Logic MT24, Example proofs in first-order logic
Flashcards
Suppose:
- $\mathcal L$ is a first-order language
- $\phi \in \text{Form}(\mathcal L)$
- $\text{Free}(\phi) = \{x _ i\}$
- $\phi[x _ j / x _ i]$ is defined
Give a proof in $K(\mathcal L)$ that then:
\[\\{\forall x_i \phi\\} \vdash \forall x_j \phi[x_j / x_i]\]
- Hyp: $\forall x _ i \phi$
- A4: $(\forall x _ i \phi \to \phi[x _ j / x _ i])$
- MP1,2: $\phi[x _ j/x _ i]$
- Gen: $\forall x _ j \phi[x _ j /x _ i]$
@example~
Suppose:
- $\mathcal L$ is a first-order language
- $\tau \in \text{Sent}(\mathcal L)$
- $\psi \in \text{Form}(\mathcal L)$
- $\text{Free}(\psi) \subseteq \{i\}$
Give a proof in $K(\mathcal L)$ that then:
\[\vdash (
\forall x_i (\psi \to \tau)
\to
(\exists x_i \psi \to \tau)
)\]
Note that $\forall x _ i (\psi \to \tau)$ is a sentence. We show
\[\\{ \forall x_i (\psi \to \tau) \\} \vdash (\exists x_i \psi \to \tau)\]- Hyp: $\forall x _ i (\psi \to \tau)$
- A4: $\forall x _ i (\psi \to \tau) \to (\psi \to \tau)$
- MP1,2: $(\psi \to \tau)$
- Taut: $((\psi \to \tau) \to (\lnot \tau \to \lnot \psi))$
- MP3,4: $(\lnot \tau \to \lnot \psi)$
- Gen5: $\forall x _ i (\lnot \tau \to \lnot \psi)$
- A5: $(\forall x _ i (\lnot \tau \to \lnot \psi) \to (\lnot \tau \to \forall x _ i \lnot \psi))$
- MP6,7: $(\lnot \tau \to \forall x _ i \lnot \psi)$
- Taut: $((\lnot \tau \to \forall x _ i \lnot \psi) \to (\lnot \forall x _ i \lnot \psi \to \tau))$
- MP8,9: $(\lnot \forall x _ i \lnot \psi \to \tau)$
- Def. $\exists$: $(\exists x _ i \psi \to \tau)$
where in (7), $x _ i \notin \text{Free}(\lnot \tau)$ because $\tau$ is a sentence, so the conditions for A5 are met. The key step is the use of A5 in step (7), since this is the axiom that talks about rules for distributing quantifiers over implications.
@example~
Suppose:
- $\mathcal L$ is a first-order language
- $\alpha, \beta \in \text{Form}(\mathcal L)$
Give a proof in $K(\mathcal L)$ that then:
\[\vdash (
\forall x_0 (\alpha \to \beta)
\to
(\exists x_0 \alpha \to \exists x_0 \beta)
)\]
We use the deduction theorem twice. First we prove $\forall x _ 0 \lnot \alpha$ in $\{\forall x _ 0 (\alpha \to \beta), \forall x _ 0 \lnot \beta\}$.

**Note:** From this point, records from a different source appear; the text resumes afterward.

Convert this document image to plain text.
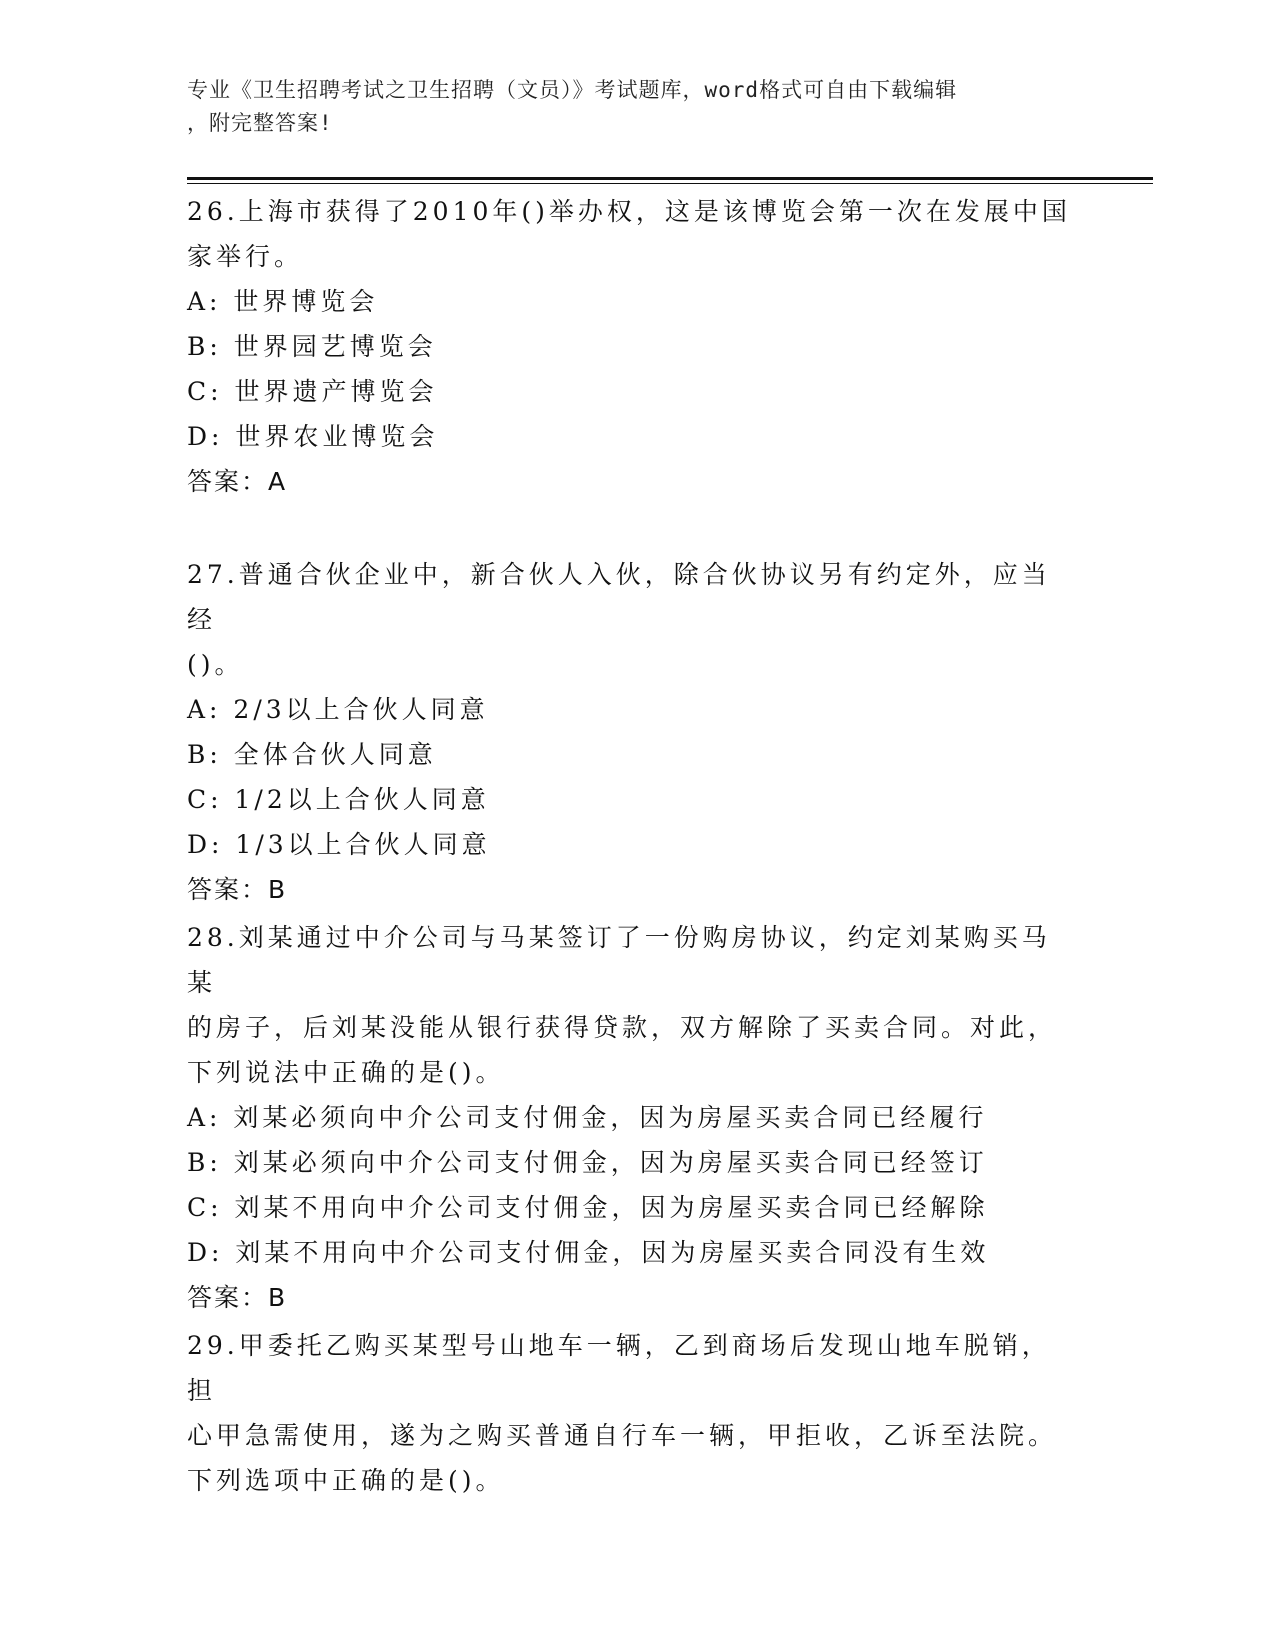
专业《卫生招聘考试之卫生招聘（文员）》考试题库，word格式可自由下载编辑
，附完整答案!

26.上海市获得了2010年()举办权，这是该博览会第一次在发展中国

家举行。

A: 世界博览会

B: 世界园艺博览会

C: 世界遗产博览会

D: 世界农业博览会

答案：A

27.普通合伙企业中，新合伙人入伙，除合伙协议另有约定外，应当经

()。

A: 2/3以上合伙人同意

B: 全体合伙人同意

C: 1/2以上合伙人同意

D: 1/3以上合伙人同意

答案：B

28.刘某通过中介公司与马某签订了一份购房协议，约定刘某购买马某

的房子，后刘某没能从银行获得贷款，双方解除了买卖合同。对此，

下列说法中正确的是()。

A: 刘某必须向中介公司支付佣金，因为房屋买卖合同已经履行

B: 刘某必须向中介公司支付佣金，因为房屋买卖合同已经签订

C: 刘某不用向中介公司支付佣金，因为房屋买卖合同已经解除

D: 刘某不用向中介公司支付佣金，因为房屋买卖合同没有生效

答案：B

29.甲委托乙购买某型号山地车一辆，乙到商场后发现山地车脱销，担

心甲急需使用，遂为之购买普通自行车一辆，甲拒收，乙诉至法院。

下列选项中正确的是()。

- HYP: $\forall x _ 0 (\alpha \to \beta)$
- A4: $\forall x _ 0 (\alpha \to \beta) \to (\alpha \to \beta)$
- MP: $(\alpha \to \beta)$
- HYP: $\forall x _ 0 \lnot \beta$
- A4: $\forall x _ 0 \lnot \beta \to \lnot \beta$
- MP: $\lnot \beta$
- TAUT: $((\alpha \to \beta) \to (\lnot \beta \to \lnot \alpha))$
- MP: $(\lnot \beta \to \lnot \alpha)$
- MP: $\lnot \alpha$
- GEN: $\forall x _ 0 \lnot \alpha$
Now we prove $\exists x _ 0 \alpha \to \exists x _ 0 \beta$ in $\{\forall x _ 0 (\alpha \to \beta)\}$:
- DT: $\forall x _ 0 \lnot \beta \to \forall x _ 0 \lnot \alpha$
- TAUT: $(\forall x _ 0 \lnot \beta \to \forall x _ 0 \lnot \alpha) \to (\lnot \forall x _ 0 \lnot \alpha \to \lnot \forall x _ 0 \lnot \beta)$
- MP: $\lnot \forall x _ 0 \lnot \alpha \to \lnot \forall x _ 0 \lnot \beta$
- DEF: $\exists x _ 0 \alpha \to \exists x _ 0 \beta$
And finally we prove $\forall x _ 0 (\alpha \to \beta) \to (\exists x _ 0 \alpha \to \exists x _ 0 \beta)$ in $\{\}$, i.e. what the question asks:
- DT: $\forall x _ 0 (\alpha \to \beta) \to (\exists x _ 0 \alpha \to \exists x _ 0 \beta)$
@example~ @exam~